The Rational and Computational Scope of Probabilistic Rule-Based Expert Systems
This work addresses theoretical limitations in probabilistic rule-based expert systems for AI researchers and knowledge engineers, but it is incremental as it builds on existing formalisms.
The paper analyzes the rational scope of belief updating schemes in AI, focusing on syntax and calculus, and presents an endomorphism theorem that reveals limitations due to conditional independence assumptions in certainty factor calculus, with implications for Bayesian and Dempster-Shafer theories.

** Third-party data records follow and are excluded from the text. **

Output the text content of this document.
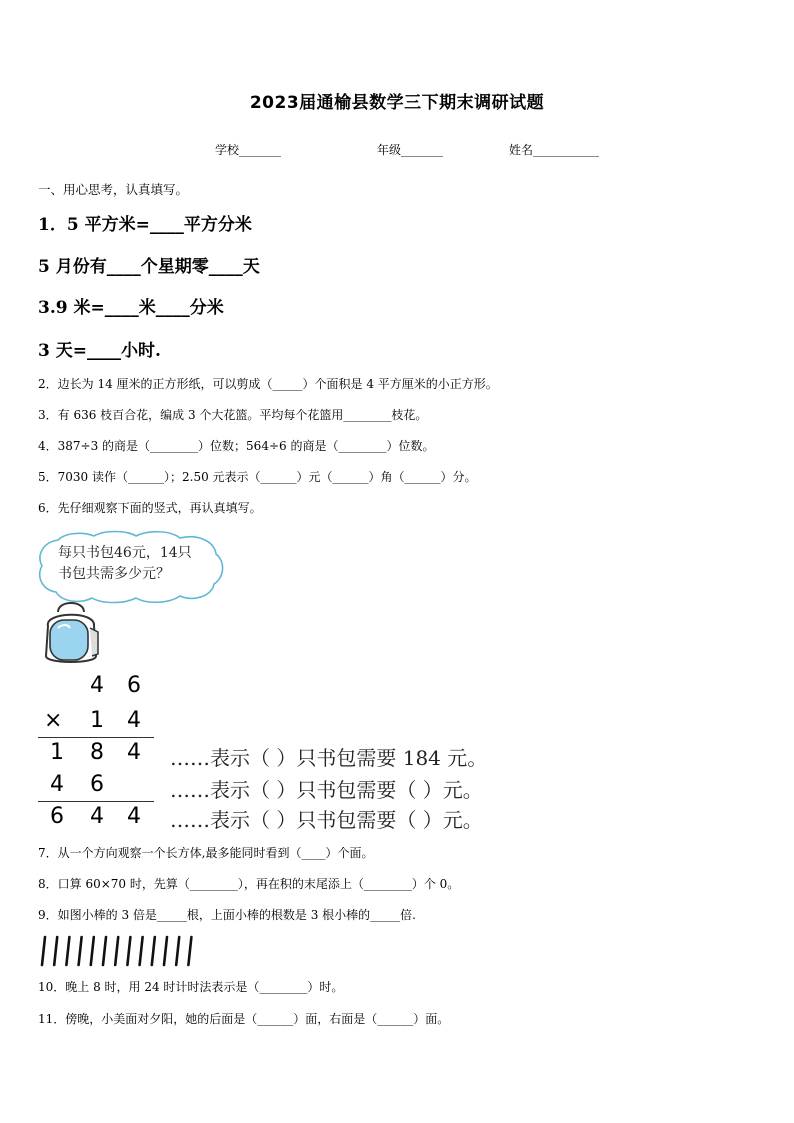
2023届通榆县数学三下期末调研试题
学校_______	年级_______	姓名___________
一、用心思考，认真填写。
1．5 平方米=____平方分米
5 月份有____个星期零____天
3.9 米=____米____分米
3 天=____小时.
2．边长为 14 厘米的正方形纸，可以剪成（_____）个面积是 4 平方厘米的小正方形。
3．有 636 枝百合花，编成 3 个大花篮。平均每个花篮用________枝花。
4．387÷3 的商是（________）位数；564÷6 的商是（________）位数。
5．7030 读作（______）；2.50 元表示（______）元（______）角（______）分。
6．先仔细观察下面的竖式，再认真填写。
每只书包46元，14只
书包共需多少元？
4 6
× 1 4
1 8 4 ……表示（ ）只书包需要 184 元。
4 6	……表示（ ）只书包需要（ ）元。
6 4 4 ……表示（ ）只书包需要（ ）元。
7．从一个方向观察一个长方体,最多能同时看到（____）个面。
8．口算 60×70 时，先算（________），再在积的末尾添上（________）个 0。
9．如图小棒的 3 倍是_____根，上面小棒的根数是 3 根小棒的_____倍.
10．晚上 8 时，用 24 时计时法表示是（________）时。
11．傍晚，小美面对夕阳，她的后面是（______）面，右面是（______）面。
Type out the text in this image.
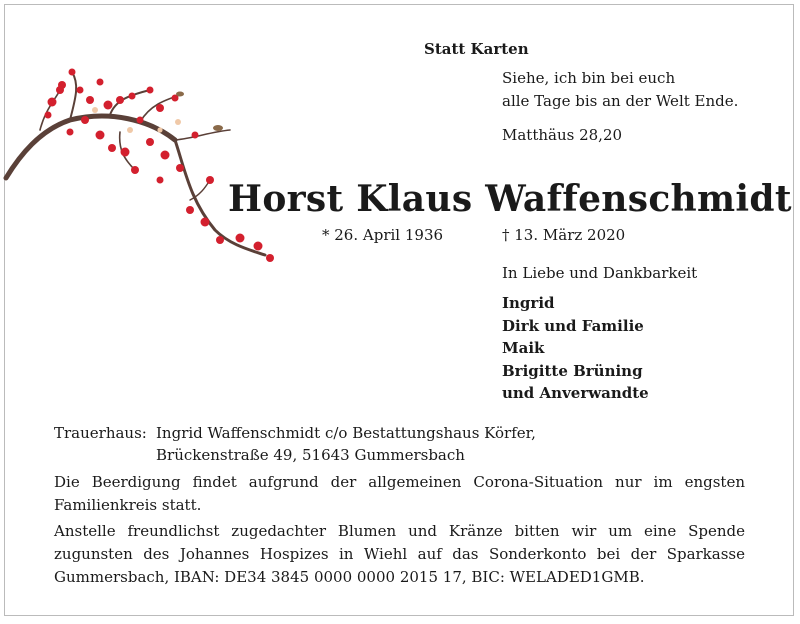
Statt Karten
Siehe, ich bin bei euch
alle Tage bis an der Welt Ende.
Matthäus 28,20
Horst Klaus Waffenschmidt
* 26. April 1936	† 13. März 2020
In Liebe und Dankbarkeit
Ingrid
Dirk und Familie
Maik
Brigitte Brüning
und Anverwandte
Trauerhaus: Ingrid Waffenschmidt c/o Bestattungshaus Körfer,
Brückenstraße 49, 51643 Gummersbach
Die Beerdigung findet aufgrund der allgemeinen Corona-Situation nur im engsten
Familienkreis statt.
Anstelle freundlichst zugedachter Blumen und Kränze bitten wir um eine Spende
zugunsten des Johannes Hospizes in Wiehl auf das Sonderkonto bei der Sparkasse
Gummersbach, IBAN: DE34 3845 0000 0000 2015 17, BIC: WELADED1GMB.
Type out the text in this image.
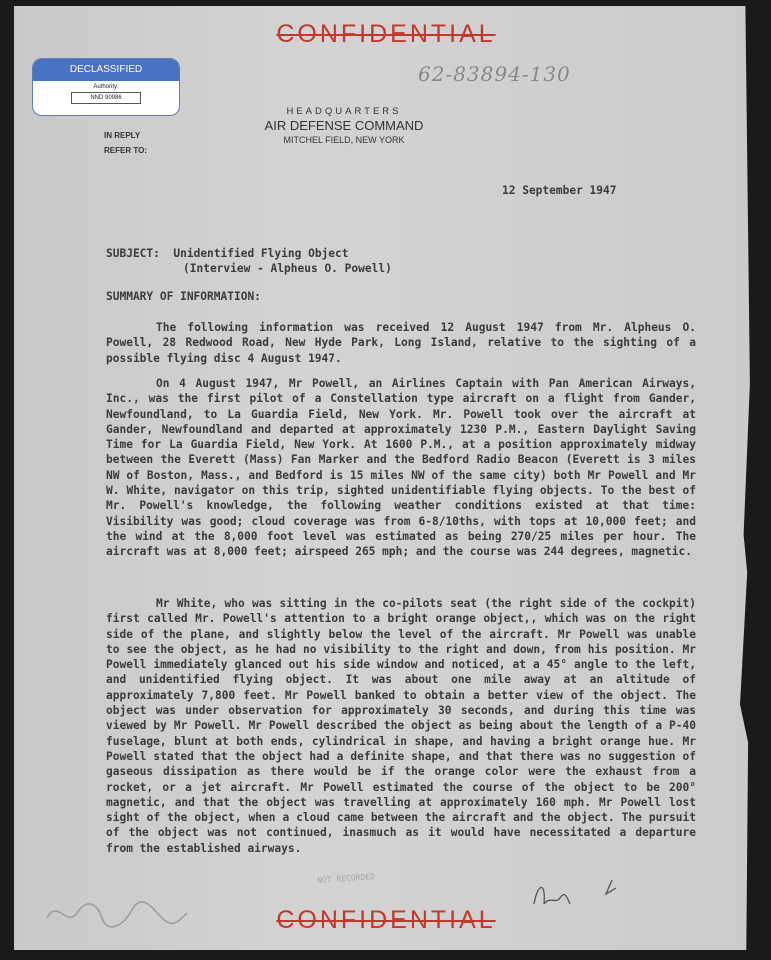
CONFIDENTIAL
DECLASSIFIED
Authority:
NND 90986
62-83894-130
IN REPLY
REFER TO:
HEADQUARTERS
AIR DEFENSE COMMAND
MITCHEL FIELD, NEW YORK
12 September 1947
SUBJECT: Unidentified Flying Object
(Interview - Alpheus O. Powell)
SUMMARY OF INFORMATION:

The following information was received 12 August 1947 from Mr. Alpheus O. Powell, 28 Redwood Road, New Hyde Park, Long Island, relative to the sighting of a possible flying disc 4 August 1947.

On 4 August 1947, Mr Powell, an Airlines Captain with Pan American Airways, Inc., was the first pilot of a Constellation type aircraft on a flight from Gander, Newfoundland, to La Guardia Field, New York. Mr. Powell took over the aircraft at Gander, Newfoundland and departed at approximately 1230 P.M., Eastern Daylight Saving Time for La Guardia Field, New York. At 1600 P.M., at a position approximately midway between the Everett (Mass) Fan Marker and the Bedford Radio Beacon (Everett is 3 miles NW of Boston, Mass., and Bedford is 15 miles NW of the same city) both Mr Powell and Mr W. White, navigator on this trip, sighted unidentifiable flying objects. To the best of Mr. Powell's knowledge, the following weather conditions existed at that time: Visibility was good; cloud coverage was from 6-8/10ths, with tops at 10,000 feet; and the wind at the 8,000 foot level was estimated as being 270/25 miles per hour. The aircraft was at 8,000 feet; airspeed 265 mph; and the course was 244 degrees, magnetic.

Mr White, who was sitting in the co-pilots seat (the right side of the cockpit) first called Mr. Powell's attention to a bright orange object,, which was on the right side of the plane, and slightly below the level of the aircraft. Mr Powell was unable to see the object, as he had no visibility to the right and down, from his position. Mr Powell immediately glanced out his side window and noticed, at a 45° angle to the left, and unidentified flying object. It was about one mile away at an altitude of approximately 7,800 feet. Mr Powell banked to obtain a better view of the object. The object was under observation for approximately 30 seconds, and during this time was viewed by Mr Powell. Mr Powell described the object as being about the length of a P-40 fuselage, blunt at both ends, cylindrical in shape, and having a bright orange hue. Mr Powell stated that the object had a definite shape, and that there was no suggestion of gaseous dissipation as there would be if the orange color were the exhaust from a rocket, or a jet aircraft. Mr Powell estimated the course of the object to be 200° magnetic, and that the object was travelling at approximately 160 mph. Mr Powell lost sight of the object, when a cloud came between the aircraft and the object. The pursuit of the object was not continued, inasmuch as it would have necessitated a departure from the established airways.

NOT RECORDED
CONFIDENTIAL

Belief updating schemes in artificial intelligence may be viewed as three dimensional languages, consisting of a syntax (e.g. probabilities or certainty factors), a calculus (e.g. Bayesian or CF combination rules), and a semantics (i.e. cognitive interpretations of competing formalisms). This paper studies the rational scope of those languages on the syntax and calculus grounds. In particular, the paper presents an endomorphism theorem which highlights the limitations imposed by the conditional independence assumptions implicit in the CF calculus. Implications of the theorem to the relationship between the CF and the Bayesian languages and the Dempster-Shafer theory of evidence are presented. The paper concludes with a discussion of some implications on rule-based knowledge engineering in uncertain domains.